A and B are outcomes of a random experiment in a sample space \Omega such that \Omega = A\cupB. P(A) = 0.8 and P(B) = 0.5 Study if A and B, A and B^{c}, A^{c} and B, and A^{c} and B^{c} are independent outcomes. Also, evaluate P(A\cupB^{c}) etc.

Homework Equations

The Attempt at a Solution

For the first three, I have used the same reasoning. I shall give an example of A and B^{c}.
Since \Omega = A\cupB then A\cupB^{c}=A
Now, let x = P(A\cupB^{c})=P(A)+P(B^{c})-P(A\capB^{c})

Now if A and B^{c} are independent, then their intersection is the same as multiplying them together. So P(A\capB^{c}) = 0.8*0.5 = 0.4
This means that P(A\cupB^{c}) = 0.9 \neq P(A) = 0.8, so they are not independent.

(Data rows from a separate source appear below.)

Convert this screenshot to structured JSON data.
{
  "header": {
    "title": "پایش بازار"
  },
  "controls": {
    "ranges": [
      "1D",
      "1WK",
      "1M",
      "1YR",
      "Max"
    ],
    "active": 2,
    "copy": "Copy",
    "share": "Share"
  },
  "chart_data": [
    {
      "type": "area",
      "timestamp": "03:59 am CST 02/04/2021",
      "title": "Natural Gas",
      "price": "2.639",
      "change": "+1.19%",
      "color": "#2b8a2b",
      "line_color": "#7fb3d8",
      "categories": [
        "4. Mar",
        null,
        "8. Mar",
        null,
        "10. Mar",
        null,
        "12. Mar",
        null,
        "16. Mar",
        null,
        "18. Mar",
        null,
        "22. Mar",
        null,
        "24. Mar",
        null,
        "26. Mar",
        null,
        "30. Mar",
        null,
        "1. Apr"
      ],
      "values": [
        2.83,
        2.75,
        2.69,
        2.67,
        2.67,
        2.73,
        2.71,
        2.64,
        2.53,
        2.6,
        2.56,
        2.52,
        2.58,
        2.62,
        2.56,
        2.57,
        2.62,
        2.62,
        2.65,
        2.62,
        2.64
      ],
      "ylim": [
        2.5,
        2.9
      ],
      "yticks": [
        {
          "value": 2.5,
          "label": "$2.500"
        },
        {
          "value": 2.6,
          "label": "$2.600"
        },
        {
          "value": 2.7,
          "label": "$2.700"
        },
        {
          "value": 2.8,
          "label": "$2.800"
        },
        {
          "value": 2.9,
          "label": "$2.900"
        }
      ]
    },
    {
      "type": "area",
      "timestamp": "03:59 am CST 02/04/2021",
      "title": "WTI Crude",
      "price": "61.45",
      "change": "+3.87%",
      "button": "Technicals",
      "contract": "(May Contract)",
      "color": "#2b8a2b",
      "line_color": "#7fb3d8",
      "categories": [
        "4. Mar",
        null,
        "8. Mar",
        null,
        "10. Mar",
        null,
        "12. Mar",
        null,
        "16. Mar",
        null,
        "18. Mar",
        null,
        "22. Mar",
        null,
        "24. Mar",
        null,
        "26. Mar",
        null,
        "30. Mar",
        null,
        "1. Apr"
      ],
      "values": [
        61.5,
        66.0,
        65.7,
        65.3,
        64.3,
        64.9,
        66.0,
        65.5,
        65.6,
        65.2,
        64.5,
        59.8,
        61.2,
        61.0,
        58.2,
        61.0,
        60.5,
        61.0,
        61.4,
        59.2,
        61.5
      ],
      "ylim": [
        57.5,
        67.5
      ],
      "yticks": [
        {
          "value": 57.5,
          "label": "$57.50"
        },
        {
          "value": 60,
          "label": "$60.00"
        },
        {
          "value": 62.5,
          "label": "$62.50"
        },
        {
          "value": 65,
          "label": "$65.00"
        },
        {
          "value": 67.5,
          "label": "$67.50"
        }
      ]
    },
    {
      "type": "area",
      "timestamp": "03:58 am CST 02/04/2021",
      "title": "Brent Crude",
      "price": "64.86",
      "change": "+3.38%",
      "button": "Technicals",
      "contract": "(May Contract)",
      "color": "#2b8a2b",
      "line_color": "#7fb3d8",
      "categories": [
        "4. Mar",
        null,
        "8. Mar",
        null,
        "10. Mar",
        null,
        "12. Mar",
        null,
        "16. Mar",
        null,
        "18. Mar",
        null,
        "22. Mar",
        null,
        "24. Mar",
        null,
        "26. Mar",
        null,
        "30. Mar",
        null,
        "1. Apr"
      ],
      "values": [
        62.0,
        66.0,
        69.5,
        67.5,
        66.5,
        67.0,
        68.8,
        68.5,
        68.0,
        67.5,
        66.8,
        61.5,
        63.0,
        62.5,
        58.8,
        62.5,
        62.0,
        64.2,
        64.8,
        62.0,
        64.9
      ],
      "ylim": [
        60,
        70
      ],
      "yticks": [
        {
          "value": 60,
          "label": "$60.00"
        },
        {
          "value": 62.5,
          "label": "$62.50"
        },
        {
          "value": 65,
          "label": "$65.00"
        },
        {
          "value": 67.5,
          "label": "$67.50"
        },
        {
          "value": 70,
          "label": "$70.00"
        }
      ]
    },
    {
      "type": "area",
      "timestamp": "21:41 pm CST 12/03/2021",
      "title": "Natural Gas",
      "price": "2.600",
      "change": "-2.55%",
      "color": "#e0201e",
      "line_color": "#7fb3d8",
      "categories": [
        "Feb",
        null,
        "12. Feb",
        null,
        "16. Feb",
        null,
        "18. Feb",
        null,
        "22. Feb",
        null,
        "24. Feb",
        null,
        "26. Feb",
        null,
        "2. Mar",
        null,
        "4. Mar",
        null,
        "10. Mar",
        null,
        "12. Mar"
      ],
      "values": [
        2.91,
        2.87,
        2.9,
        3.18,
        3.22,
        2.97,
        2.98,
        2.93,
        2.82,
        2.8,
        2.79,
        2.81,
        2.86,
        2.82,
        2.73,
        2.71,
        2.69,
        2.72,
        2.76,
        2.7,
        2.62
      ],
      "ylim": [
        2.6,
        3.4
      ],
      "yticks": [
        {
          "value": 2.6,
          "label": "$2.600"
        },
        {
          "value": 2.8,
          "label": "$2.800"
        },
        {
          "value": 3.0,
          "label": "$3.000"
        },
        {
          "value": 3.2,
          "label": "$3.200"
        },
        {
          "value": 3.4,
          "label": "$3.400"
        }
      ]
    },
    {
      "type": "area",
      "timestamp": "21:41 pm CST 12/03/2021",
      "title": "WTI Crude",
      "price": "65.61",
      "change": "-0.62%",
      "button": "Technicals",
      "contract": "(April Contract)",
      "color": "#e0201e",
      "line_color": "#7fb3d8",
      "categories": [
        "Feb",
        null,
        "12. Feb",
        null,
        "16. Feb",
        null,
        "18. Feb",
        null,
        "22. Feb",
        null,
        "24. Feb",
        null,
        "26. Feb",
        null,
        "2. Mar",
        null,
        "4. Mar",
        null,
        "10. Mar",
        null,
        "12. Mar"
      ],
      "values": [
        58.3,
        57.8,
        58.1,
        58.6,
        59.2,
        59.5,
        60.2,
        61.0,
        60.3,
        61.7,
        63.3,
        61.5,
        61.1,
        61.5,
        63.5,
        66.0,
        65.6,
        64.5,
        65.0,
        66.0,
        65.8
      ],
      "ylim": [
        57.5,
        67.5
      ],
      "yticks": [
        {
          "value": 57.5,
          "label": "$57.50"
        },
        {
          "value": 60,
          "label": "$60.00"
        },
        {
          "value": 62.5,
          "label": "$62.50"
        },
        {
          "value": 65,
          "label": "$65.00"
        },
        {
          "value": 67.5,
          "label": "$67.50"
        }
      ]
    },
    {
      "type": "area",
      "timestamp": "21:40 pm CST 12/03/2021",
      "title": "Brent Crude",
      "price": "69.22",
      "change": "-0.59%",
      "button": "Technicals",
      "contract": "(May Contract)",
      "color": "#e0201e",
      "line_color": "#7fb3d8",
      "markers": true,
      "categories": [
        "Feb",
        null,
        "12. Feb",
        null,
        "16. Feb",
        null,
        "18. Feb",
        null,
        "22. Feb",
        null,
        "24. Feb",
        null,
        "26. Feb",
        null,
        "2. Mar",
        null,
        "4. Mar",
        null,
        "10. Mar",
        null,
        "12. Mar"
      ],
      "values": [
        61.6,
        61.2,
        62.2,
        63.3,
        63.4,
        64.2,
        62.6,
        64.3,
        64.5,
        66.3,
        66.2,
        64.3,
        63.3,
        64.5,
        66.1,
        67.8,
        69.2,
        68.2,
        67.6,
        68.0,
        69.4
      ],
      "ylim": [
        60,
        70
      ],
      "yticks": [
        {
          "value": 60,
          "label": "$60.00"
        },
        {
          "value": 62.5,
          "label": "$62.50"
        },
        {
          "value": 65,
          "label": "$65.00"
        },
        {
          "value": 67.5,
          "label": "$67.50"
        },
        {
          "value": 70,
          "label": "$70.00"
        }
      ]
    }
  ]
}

However I am having difficulty applying this reasoning (if correct!) to the final one. And then the evaluation part seems too easy, as I have already said in this working out what they are equal to.

Thanks.

 

[jbunniii]

P(A^c \cap B^c) = 1 - P(A \cup B) = 0

whereas

P(A^c)P(B^c) = (0.2)(0.5) \neq 0

so A^c and B^c are not independent.

 

[jbunniii]

As for the other questions, I calculated

P(A \cup B) = P(A) + P(B) - P(A \cap B)

so

1 = 0.8 + 0.5 - P(A \cap B)

which means that

P(A \cap B) = 0.3

Now use

P(A) = P(A \cap B) + P(A \cap B^c)

to establish that

P(A \cap B^c) = 0.5

which disagrees with your calculation.

[Edit] Oh wait, I see what you did. Yes, I think your way is OK, too.

If you use my calculation, you would observe that

P(A)P(B^c) = (0.8)(0.5) = 0.4

which does not equal P(A \cap B^c), so A and B^c are not independent.

You can then calculate

P(A \cup B^c) = P(A) + P(B^c) - P(A \cap B^c) = 0.8